Re: scsi queue depth and hpux

slydmin · ‎07-09-2008

We have a HPUX B11.11 PA RISC 64 server (hp9000 rp 7420).
We recently moved our storage from netapps to XP SAN (10K).we are facing some I/O issues possibly related to large LUNs and OS tunable kernel parameters - scsi_max_qdepth , scsi_maxphys

We are seeing a high number of blocked processes with vmstat (vmstat 1). The disks have a very low average queue (sar -d 1 3) and a good enough response time (15 ms on avg). Although most LUNs are a 100% busy, though, which could spell trouble.

Reading HP's forums and manuals, I found that we can tune the kernel parameter, scsi_max_qdepth, which by default is 8. I changed it, to 128, to see if we could relieve atleast some of the blocked processes.

However, we have not seen any change in the blocked processes at all.

Would you be able to coment on this problem?

Thanks,
-S

References:
http://publib.boulder.ibm.com/infocenter/dsichelp/ds8000ic/index.jsp?topic=/com.ibm.storage.ssic.help.doc/f2c_aghpfqudep_laxtvw.html

http://forums12.itrc.hp.com/service/forums/questionanswer.do?admit=109447627+1215615388033+28353475&threadId=634542

http://forums11.itrc.hp.com/service/forums/questionanswer.do?threadId=1057014

http://docs.hp.com/en/B3921-60631/scsi_max_qdepth.5.html

Tim Nelson · ‎07-09-2008

Well IMHO 15ms average for such a high powered array kinda stinks.

The vmstat "b" column does not neccessarily mean disk ( it is anything other than CPU, paging, memory io, disk, semaphores, etc..etc.. )

What do your disk queues look like ?

How many HBAs ?

Bottle neck in the SAN ?

What does the array performance look like from the array's perspective ? If there is a performance issue on the array you can tune the OS until you are blue and never get anywhere.

TwoProc · ‎07-09-2008

There are theories out there... which many people will counter all day long with each other. There are talented forum members here who use and are quite happy with the "large lun" theory.

I don't - on my 10K XP's I use the "lotsa lun" theory. Reason - on a large lun - you've got only one OS structure (the scsi queue) to push all that I/O down. When you use "lotsa luns", you've got lots of scsi structures to push data down. And with that, I rarely have to increase the scsi queue depth.

However, before you begin to think about relaying that stuff out - what the application you're running - can it cache more disk I/O for you ? What about the OS buffers? What are they set at? If they are low, it may be feasible to raise them. Also, what about the layout of the disks in the XP? Is it all Raid 5? Some applications don't do so well with R5 for performance. What about the cache in the XP itself? Do you just have the default amount? You can install lots and lots of cache in your XP, and I generally recommend that sysadmins put as much in there as possible. Why?

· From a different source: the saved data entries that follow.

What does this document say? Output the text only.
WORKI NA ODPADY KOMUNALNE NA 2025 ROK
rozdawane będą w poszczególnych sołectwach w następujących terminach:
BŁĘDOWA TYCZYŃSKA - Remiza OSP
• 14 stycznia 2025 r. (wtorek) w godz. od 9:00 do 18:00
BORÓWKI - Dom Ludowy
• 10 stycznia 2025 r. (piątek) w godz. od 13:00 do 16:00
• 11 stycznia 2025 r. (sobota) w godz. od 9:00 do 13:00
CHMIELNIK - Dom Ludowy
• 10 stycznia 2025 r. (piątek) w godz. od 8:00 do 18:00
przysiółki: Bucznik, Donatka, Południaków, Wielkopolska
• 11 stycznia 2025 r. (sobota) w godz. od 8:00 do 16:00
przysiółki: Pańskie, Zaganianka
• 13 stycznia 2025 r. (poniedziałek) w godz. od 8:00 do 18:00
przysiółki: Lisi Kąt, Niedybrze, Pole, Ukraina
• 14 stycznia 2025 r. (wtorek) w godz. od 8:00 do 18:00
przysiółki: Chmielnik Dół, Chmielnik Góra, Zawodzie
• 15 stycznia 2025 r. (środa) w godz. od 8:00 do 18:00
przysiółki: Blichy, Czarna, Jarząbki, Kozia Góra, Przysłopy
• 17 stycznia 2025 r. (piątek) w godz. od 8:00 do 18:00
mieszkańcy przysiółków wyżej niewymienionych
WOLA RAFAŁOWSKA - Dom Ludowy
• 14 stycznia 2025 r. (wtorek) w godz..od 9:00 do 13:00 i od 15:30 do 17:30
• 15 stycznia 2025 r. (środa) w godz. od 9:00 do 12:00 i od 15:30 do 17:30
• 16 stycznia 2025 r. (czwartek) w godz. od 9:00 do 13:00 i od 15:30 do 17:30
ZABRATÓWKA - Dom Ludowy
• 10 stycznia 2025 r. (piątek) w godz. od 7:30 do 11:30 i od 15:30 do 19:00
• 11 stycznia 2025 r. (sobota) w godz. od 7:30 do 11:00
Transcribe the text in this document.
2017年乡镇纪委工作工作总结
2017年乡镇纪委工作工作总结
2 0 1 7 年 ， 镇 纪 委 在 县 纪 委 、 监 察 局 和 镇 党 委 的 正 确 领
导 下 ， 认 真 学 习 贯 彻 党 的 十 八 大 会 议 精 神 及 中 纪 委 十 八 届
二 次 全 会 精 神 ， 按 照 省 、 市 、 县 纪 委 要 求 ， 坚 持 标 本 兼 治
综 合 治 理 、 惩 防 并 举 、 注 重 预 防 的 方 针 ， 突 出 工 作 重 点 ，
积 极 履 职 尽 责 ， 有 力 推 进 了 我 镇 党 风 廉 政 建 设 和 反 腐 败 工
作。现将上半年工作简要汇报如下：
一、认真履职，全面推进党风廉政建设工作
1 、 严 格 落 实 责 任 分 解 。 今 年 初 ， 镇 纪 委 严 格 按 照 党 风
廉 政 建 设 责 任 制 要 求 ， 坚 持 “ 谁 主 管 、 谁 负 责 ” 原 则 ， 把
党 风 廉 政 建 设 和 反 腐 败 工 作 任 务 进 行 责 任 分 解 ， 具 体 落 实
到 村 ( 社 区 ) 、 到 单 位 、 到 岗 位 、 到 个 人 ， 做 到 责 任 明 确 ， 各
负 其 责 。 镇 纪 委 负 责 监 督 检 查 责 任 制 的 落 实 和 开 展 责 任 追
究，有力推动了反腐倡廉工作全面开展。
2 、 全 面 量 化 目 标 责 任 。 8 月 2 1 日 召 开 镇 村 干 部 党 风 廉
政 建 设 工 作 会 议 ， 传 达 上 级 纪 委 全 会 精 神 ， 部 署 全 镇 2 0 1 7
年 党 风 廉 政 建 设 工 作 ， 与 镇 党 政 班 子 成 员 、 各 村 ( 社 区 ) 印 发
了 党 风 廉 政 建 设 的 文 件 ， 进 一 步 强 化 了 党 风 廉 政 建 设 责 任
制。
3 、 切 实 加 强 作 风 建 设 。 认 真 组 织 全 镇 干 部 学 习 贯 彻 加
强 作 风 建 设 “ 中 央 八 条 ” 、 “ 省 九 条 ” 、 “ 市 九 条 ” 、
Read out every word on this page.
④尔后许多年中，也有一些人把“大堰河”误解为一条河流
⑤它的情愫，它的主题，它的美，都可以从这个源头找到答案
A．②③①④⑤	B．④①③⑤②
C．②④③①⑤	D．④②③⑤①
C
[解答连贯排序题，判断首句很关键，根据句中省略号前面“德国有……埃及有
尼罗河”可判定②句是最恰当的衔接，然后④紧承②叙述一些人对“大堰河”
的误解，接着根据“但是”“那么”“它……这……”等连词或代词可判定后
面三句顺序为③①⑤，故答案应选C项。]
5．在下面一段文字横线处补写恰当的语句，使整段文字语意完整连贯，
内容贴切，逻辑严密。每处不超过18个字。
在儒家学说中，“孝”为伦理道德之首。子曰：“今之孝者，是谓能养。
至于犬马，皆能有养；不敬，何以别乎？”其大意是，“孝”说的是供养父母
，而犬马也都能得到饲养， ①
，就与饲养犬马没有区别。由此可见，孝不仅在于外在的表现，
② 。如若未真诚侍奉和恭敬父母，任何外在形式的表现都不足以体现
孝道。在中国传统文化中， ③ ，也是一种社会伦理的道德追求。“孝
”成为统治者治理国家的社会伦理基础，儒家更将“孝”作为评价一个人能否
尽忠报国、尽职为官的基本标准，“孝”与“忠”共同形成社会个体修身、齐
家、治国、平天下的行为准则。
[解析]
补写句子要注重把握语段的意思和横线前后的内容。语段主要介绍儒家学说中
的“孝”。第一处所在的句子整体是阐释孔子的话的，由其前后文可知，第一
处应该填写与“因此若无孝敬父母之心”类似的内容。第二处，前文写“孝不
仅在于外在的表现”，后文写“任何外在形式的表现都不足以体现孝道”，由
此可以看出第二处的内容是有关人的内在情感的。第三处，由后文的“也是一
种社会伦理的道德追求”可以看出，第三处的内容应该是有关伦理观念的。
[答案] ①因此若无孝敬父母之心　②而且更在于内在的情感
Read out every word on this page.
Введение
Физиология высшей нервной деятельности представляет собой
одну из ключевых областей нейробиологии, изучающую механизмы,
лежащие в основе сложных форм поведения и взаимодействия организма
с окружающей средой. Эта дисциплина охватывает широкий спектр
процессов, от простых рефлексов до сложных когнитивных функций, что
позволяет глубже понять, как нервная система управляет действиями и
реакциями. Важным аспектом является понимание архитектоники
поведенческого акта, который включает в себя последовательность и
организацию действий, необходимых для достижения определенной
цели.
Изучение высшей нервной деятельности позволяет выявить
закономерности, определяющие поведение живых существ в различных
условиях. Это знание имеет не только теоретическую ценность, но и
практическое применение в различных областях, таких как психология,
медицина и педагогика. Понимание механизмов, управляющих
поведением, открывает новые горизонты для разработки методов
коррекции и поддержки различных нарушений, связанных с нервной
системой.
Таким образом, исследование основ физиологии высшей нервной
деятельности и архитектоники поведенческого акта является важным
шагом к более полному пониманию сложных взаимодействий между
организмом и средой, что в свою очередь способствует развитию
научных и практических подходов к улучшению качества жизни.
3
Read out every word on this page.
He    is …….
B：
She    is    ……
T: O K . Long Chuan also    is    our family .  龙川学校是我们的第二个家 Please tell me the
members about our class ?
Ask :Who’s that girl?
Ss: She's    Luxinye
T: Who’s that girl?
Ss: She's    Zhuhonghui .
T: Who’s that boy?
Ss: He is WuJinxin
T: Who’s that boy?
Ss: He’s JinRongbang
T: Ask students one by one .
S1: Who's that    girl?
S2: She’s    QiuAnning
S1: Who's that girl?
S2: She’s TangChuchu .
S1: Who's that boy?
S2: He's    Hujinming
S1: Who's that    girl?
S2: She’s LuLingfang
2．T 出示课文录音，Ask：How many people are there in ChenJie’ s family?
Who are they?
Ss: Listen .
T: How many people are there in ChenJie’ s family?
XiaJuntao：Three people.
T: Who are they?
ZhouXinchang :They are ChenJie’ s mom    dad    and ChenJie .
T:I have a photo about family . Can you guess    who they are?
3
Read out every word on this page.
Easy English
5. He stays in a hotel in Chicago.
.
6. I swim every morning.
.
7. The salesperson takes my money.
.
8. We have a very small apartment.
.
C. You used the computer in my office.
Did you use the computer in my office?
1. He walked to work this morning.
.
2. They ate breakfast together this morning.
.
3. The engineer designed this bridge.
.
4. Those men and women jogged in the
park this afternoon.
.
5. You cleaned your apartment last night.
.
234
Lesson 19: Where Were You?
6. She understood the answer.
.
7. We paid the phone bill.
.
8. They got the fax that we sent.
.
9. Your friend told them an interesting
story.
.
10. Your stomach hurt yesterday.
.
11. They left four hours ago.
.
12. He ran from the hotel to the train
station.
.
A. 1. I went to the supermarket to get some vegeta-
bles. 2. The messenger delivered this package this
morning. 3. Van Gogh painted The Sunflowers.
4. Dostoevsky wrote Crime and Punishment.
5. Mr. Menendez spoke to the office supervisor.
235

Well, if you didn't think what you were doing was I/O intensive (and therefore sensitive), you wouldn't have bought an XP storage server. Following along that line of thought - If you didn't need throughput, you could have gone cheaper.

So, I think you need to think about *WHY* you're using up so much I/O, and what you can do to reduce it before you decide what you've laid out isn't good enough.

All of that being said, 10K XPs are nothing less than awesome in most any layout, so I'm afraid that messing with it may not yield much gains as I already feel you're at the point of diminishing returns for incremental configuration changes. So, I'd see if I could reduce I/O through tuning and buffering before I'd go tearing apart the storage configuration. And lastly, did you get any help from HP in laying out the disks in that server at least somewhat optimally for that style of hardware, or did you just cut it up on your own? I'm assuming here that you've already had some best practices already applied here in the layout of the storage server.

We are the people our parents warned us about --Jimmy Buffett

Michael Steele_2 · ‎07-09-2008

Hi -S:

To check on process wait states system wide use UNIX95 and the -o arguement for 'ps'. For example:

UNIX95= ps -ef -o etime,pcpu,vsz,rsz,pid,ppid,comm,state | sort -rn | head

Note state, etime, pcpu, vsz especially. Also, move the arguements around since you're sorting on the first arguement only.

Paste in anything you find interesting. I.e, the highest consumers. What I've seen in the past is one or two processes will appear at the top of highest consumers in several areas.

Support Fatherhood - Stop Family Law

slydmin · ‎07-09-2008

@ Tim

We have a single HBA in our server. (fc 1 0/0/4/1/1 fcd CLAIMED INTERFACE HP 2Gb Dual Port PCI/PCI-X Fibre Channel Adapter (Port 2))

The disk queues are only about 0.5 to 1, but on some LUNs can go up as high as 10-15 during peak activity. Like I mentioned in my previous post, the utiliztion for 5 of these LUNs (datafiles/redologs/undo and temp) is about 100% all the time. Something seems fishy here, doesn't it ?

There about 4 LUNs that are large on this server. 2x600GB 2x1TB. The rest are 100 GB LUNs.

@Two Proc
Originally the plan was to get all 100 GB LUNs and use them, however, things did not go according to the plan and we are with what we have at this time. The server in question is running an Oracle database 9i.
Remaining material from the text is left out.